On march 20th, 2020 we all received the surprising news that the world was entering a pandemic.
My little Renata was barely in K1 and suddenly we had to shift to virtual lessons. I was so frazzled and didn’t understand anything. So I logged her on to her first lesson and in the first five minutes her teacher began to cry. It was at that moment that I decided that my children would not be taking virtual lessons because I wanted to spare them the fear, anxiety and doubts. She was happy at home and had no idea of what was going on.
I decided to tell her a story about little bugs and why we couldn't go out to see her friends or her grandparents. It was better to spend that time playing with her and Emiliano, who was one year old at the time.
Every day we did a different activity, we painted, we played in the little pool, we made figures with play doh, we cooked, and they grew up like that for a whole year.
We parents began to despair, we lived in total stress, between confinement, the daily messes, the fear and despair. Some lived depressed while others were angry. We missed friends, family, going to the movies, and above all living without fear.
As a mother, I began to panic and tried desperately to recover the "lost time" my children had suffered. I pressured the school, saying that it was important for them and their social and emotional development to return to class.
I started to get desperate when they went back to school but they were sent home constantly as the school adapted to the mandates. It made me angry, anguished, desperate, and I kept saying that it was important to them because they deserved a “normal childhood”. I put their emotional development before their health, as if being home with their parents was the worst thing that could happen to them.
I began to see my children nervous, scared, fearful, bored and after much reflection I realized that all of this was a reflection of what I was feeling. I was the one who was tired of playing games, watching movies and entertaining them.
They had been locked up for more than a year, at home, with their parents, safe, without expecting anything, since most of them did not know exactly what was going on. My son learned to walk, talk, get out of diapers and all this without help from school.
As long as I was fine, they were never bored, depressed, or anxious. However, when I started having all those negative emotions, they did too!
Returning to school has been complicated. We want teachers to perform miracles and solve in mere months what our children experience in 2 years. We complain about everything, we demand things without understanding that those 2 years our children were in our hands and we were 100% responsible for them.
Of course, the social part is important, our children must have friends, leave the house and develop skills, but it is also important to review what we are doing and what we are teaching them as parents.
What I want to share is that our children experienced something different, but that’s how the cards were dealt. And as parents, it is up to us to give them the security they need to return to normal life, with patience, calmly, without marked demands, without anger and taking it one step at a time.
It is not about panicking and pressuring everyone so that they recover the "lost" time, which for me was not lost. I'm sure my children learned many things and I'm sure they missed others, of course! But to this day I can think back on those almost two years and know that I enjoyed them as much as I could.
I didn't spend two hours a day in traffic, I could play with them, cook, watch movies, meet them, enjoy them, and all this without stopping work.
Now it is time to return to the life that according to us “it was their turn” to live.
Many have come back angry, scared, depressed and afraid.

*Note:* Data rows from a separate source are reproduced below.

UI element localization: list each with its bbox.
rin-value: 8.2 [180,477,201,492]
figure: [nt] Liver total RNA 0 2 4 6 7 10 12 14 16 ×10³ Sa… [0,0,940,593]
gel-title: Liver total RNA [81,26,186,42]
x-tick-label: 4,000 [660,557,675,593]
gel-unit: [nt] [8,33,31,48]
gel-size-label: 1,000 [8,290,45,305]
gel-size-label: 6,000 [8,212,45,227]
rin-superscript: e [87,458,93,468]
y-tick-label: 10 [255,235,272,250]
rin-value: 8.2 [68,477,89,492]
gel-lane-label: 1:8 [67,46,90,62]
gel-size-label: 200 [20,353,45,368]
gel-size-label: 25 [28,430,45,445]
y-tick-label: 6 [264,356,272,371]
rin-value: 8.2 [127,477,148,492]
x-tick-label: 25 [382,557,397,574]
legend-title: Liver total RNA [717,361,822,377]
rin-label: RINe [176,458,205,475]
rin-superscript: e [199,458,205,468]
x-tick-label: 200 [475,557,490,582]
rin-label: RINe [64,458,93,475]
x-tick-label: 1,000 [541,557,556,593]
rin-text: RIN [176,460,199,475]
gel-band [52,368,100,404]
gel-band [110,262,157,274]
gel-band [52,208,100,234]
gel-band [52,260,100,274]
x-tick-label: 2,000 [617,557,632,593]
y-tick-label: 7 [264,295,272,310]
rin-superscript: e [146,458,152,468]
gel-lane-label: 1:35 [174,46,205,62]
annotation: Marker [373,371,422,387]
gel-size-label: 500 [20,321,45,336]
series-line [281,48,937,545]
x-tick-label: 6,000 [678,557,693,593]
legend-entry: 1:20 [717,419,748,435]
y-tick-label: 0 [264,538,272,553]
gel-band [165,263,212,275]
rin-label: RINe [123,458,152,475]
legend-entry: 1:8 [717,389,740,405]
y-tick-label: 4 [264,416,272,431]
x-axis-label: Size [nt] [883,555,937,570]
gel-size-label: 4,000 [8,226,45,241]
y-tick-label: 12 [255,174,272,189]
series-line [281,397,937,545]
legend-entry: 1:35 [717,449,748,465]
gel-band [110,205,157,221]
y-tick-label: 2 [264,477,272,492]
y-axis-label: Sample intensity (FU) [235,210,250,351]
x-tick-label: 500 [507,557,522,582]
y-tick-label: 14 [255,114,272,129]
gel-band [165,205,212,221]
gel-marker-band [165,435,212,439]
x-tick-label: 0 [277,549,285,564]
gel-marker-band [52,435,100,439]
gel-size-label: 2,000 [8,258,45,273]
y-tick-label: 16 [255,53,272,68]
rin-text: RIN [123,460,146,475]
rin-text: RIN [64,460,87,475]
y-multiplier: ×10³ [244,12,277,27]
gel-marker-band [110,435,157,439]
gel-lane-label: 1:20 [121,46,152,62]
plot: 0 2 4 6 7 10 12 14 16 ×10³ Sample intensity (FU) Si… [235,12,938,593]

As mothers, we blame the pandemic, the schools, the president, the kindergarten, the directors, the teachers, the next-door classmate, but we do not reflect that none of them spent almost 2 years with our children.
With this I am not trying to say that moms or families are in a bad way or that it is our fault. I just try to make us become more aware and think of them, not of us, that we listen to them, that we accompany them and stop assuming what they feel.
That we stop seeing as enemies all those who do not think like us, all those people who work very hard to get to know our children, to help them and to accompany them. That we work as a team not to make up for lost time, because it was not lost and cannot be recovered, it was just a different time, but starting today, to give them that security, and that socio-emotional part that must start at home.
I have heard some mothers say, “my son hits, he is angry, he comes home from school sad and he is very anxious”.
I invite you to reflect and understand that they did not learn that in 6 months, but rather it is a reflection of what they lived through for almost 2 years, being at home.
Let's work together, be patient, listen to our children, and pay more attention to what we are teaching them and what they need from us, their parents.
True education is everyone's job, not just the school, it is through the family how values, norms and attitudes are transmitted. At home is where our children learn to have self-confidence and to feel valued and loved.
Let's work on that so that the return to "normality" is easier for them and they can thus take advantage of the social part for which we fight so much for.